Altered somite morphology and correlation with Closure 1 delay in Lp/+ embryos after chlorate treatment. Embryos were cultured for 8 h from 0- to 5-somite stage, with addition of 10 mM chlorate or water as control, and prepared for morphological analysis as in Fig. 6A-D. (A-i,B-i) Z-projections of water-treated +/+ embryo (A-i) and chlorate-treated Lp/+ embryo (B-i), both at the 7-somite stage. Rostral is to the top; somites numbered sequentially.
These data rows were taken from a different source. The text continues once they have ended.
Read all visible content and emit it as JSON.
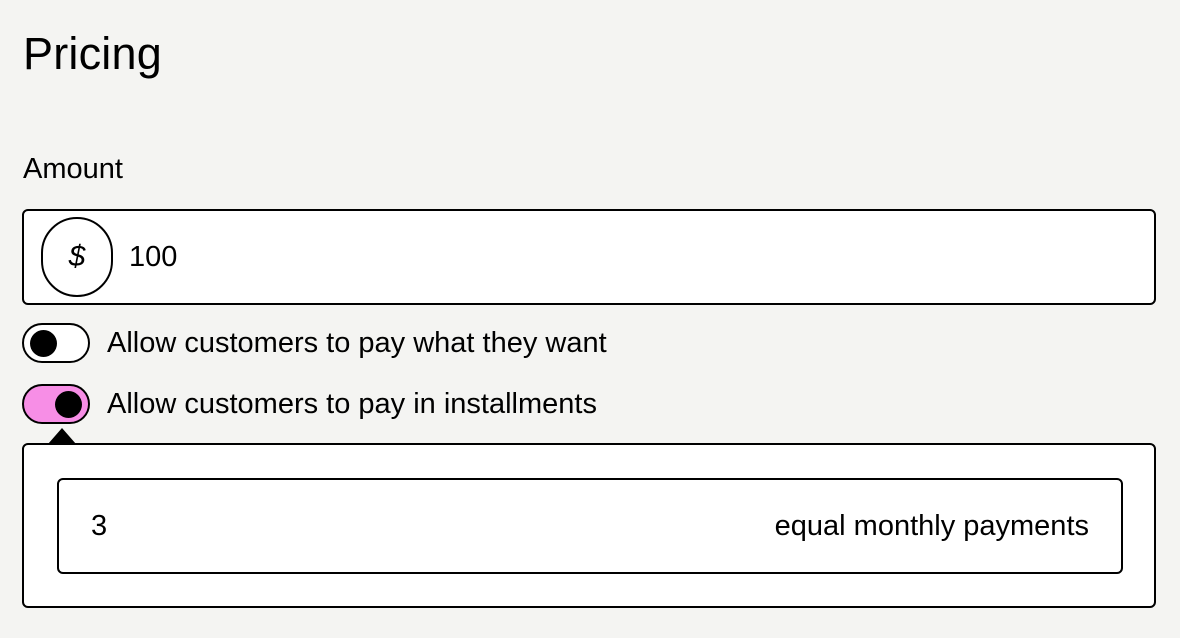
{
  "section": {
    "title": "Pricing"
  },
  "amount": {
    "label": "Amount",
    "currency_symbol": "$",
    "value": "100"
  },
  "options": {
    "pay_what_they_want": {
      "label": "Allow customers to pay what they want",
      "enabled": false
    },
    "installments": {
      "label": "Allow customers to pay in installments",
      "enabled": true
    }
  },
  "installments": {
    "count": "3",
    "suffix": "equal monthly payments"
  },
  "colors": {
    "background": "#f4f4f2",
    "toggle_on": "#f78ee6",
    "border": "#000000"
  }
}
Images were re-sliced in Fiji (from dorsal to ventral surface) to obtain horizontal sections through the somite row. (A-ii,B-ii) Single z-planes through the Closure 1 region of the same embryos as in A-i and B-i. Length (L; rostrocaudal dimension) and width (W; mediolateral dimension) measurements were taken half way through the somite, at the level of the 3rd and 4th somites. Two somite pairs (4 individual somites) were measured per embryo. The L and W measurements (in µm) of the 3rd somite are shown for both embryos. (C-E) Somite length, width and L/W ratio in control and chlorate-treated +/+ and Lp/+ embryos, at the 6- to 7-somite stage. Individual points on the graphs are measurements averaged over 4 somites for each embryo, with mean±s.e.m. of embryo replicates. Note that somite width is significantly increased, and L/W ratio significantly reduced, in chlorate-treated Lp/+ embryos. *P<0.05; **P<0.01; ***P<0.001 (two-way ANOVA). (F-I) Linear regression analysis of distance between neural folds (µm) at the Closure 1 site and somite L/W ratios, with 95% confidence intervals (dotted lines) and a best fit line (solid lines). No significant correlation is detected for +/+ embryos, in either control (F) or chlorate (G) groups, nor for water-treated Lp/+ embryos (H). In contrast, chlorate-treated Lp/+ embryos (I) show a strong negative correlation (P=0.0093), with the greatest closure delay in embryos with the lowest somite L/W ratios (6- to 7-somite stage; n=6 in each case).